Since the Zurich location is probably much closer to the city centre than the Nuremberg hub at the exhibition centre, Audi is foregoing the possible lounge on the second floor – at least there is no mention of a lounge in the announcement. Instead, Audi states that “two 55-inch screens will point out, among other things, the extensive service landscape around the hub” – including numerous food and fitness options as well as an e-bike sharing service in the immediate vicinity.
Also, in the second half of the year, Salzburg and Berlin will become the first regular locations for the further rollout of the Audi Charging Hub, according to Audi.
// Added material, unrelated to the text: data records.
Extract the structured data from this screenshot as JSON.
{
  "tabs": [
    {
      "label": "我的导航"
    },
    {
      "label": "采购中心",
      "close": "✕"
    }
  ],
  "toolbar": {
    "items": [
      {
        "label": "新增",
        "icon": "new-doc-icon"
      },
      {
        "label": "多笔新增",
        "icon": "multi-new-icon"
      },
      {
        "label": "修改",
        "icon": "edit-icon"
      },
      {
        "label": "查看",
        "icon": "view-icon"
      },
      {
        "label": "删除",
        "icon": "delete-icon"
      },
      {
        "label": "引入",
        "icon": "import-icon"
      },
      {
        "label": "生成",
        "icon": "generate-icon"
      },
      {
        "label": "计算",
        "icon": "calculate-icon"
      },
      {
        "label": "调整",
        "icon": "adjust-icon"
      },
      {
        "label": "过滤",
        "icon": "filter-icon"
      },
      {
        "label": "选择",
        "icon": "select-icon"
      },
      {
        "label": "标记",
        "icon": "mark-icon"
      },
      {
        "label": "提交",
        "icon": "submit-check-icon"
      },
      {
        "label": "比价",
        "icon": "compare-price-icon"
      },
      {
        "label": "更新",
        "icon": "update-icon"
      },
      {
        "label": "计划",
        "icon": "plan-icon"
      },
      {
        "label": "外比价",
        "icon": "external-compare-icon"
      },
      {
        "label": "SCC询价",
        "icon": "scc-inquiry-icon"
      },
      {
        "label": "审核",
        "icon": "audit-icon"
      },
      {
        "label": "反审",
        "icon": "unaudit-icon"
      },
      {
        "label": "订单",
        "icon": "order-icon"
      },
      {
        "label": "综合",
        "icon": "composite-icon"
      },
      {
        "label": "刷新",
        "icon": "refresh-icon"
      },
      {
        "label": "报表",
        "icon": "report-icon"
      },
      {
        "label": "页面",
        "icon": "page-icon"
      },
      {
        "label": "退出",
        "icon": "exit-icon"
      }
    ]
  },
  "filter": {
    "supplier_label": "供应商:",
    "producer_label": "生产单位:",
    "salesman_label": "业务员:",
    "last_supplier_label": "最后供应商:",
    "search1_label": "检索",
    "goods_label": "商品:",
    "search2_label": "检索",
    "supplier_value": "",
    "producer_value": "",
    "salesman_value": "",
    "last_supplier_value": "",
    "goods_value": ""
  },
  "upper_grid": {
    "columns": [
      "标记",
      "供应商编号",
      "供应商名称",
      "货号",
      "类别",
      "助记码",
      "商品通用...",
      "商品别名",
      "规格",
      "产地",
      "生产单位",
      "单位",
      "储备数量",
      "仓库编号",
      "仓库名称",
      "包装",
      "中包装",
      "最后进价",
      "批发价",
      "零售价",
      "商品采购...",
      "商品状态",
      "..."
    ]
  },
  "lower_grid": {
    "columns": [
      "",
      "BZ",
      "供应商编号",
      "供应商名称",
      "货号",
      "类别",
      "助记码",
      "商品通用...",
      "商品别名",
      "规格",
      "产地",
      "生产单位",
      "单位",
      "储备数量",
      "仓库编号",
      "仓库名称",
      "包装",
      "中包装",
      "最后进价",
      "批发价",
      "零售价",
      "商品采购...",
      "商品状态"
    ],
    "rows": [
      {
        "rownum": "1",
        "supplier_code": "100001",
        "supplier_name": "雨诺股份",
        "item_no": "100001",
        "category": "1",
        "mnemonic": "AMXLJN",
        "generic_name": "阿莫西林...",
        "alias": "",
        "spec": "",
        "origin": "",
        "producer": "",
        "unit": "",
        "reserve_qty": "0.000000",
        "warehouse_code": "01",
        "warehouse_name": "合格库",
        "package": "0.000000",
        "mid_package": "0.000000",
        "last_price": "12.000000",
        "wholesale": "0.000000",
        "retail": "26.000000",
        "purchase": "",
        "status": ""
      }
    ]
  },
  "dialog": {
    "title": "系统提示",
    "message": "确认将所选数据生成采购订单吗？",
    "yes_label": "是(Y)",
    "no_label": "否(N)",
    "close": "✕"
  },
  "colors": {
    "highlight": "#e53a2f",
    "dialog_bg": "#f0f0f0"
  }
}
Three more sites in major German cities are to follow in 2023, with additional hubs in German cities planned by mid-2024. To this end, Audi says it is still looking for attractive sites and location partners.
The expansion comes after Audi says it has received “overwhelmingly positive” feedback on its Nuremberg site and points to 60% charging sessions from repeat customers – in other words, those customers who do not have the opportunity to charge at home in an urban environment. From the beginning of January to the end of April, around 3,100 charging processes took place, corresponding to 24 charging processes with around 800 kWh per day. In addition, an average of 35 customers visited the 200-square-meter lounge every day. Not only the hospitality offered was rated positively, but also the convenient charging that can be reserved via the app.
“The numbers and positive customer feedback demonstrate that our concept of offering flexible, premium quick-charging infrastructure in urban spaces was spot on,” says Audi charging hub project manager Ralph Hollmig. Frequent use was also made of additional services such as the exchange station for micromobility batteries and a grocery delivery service.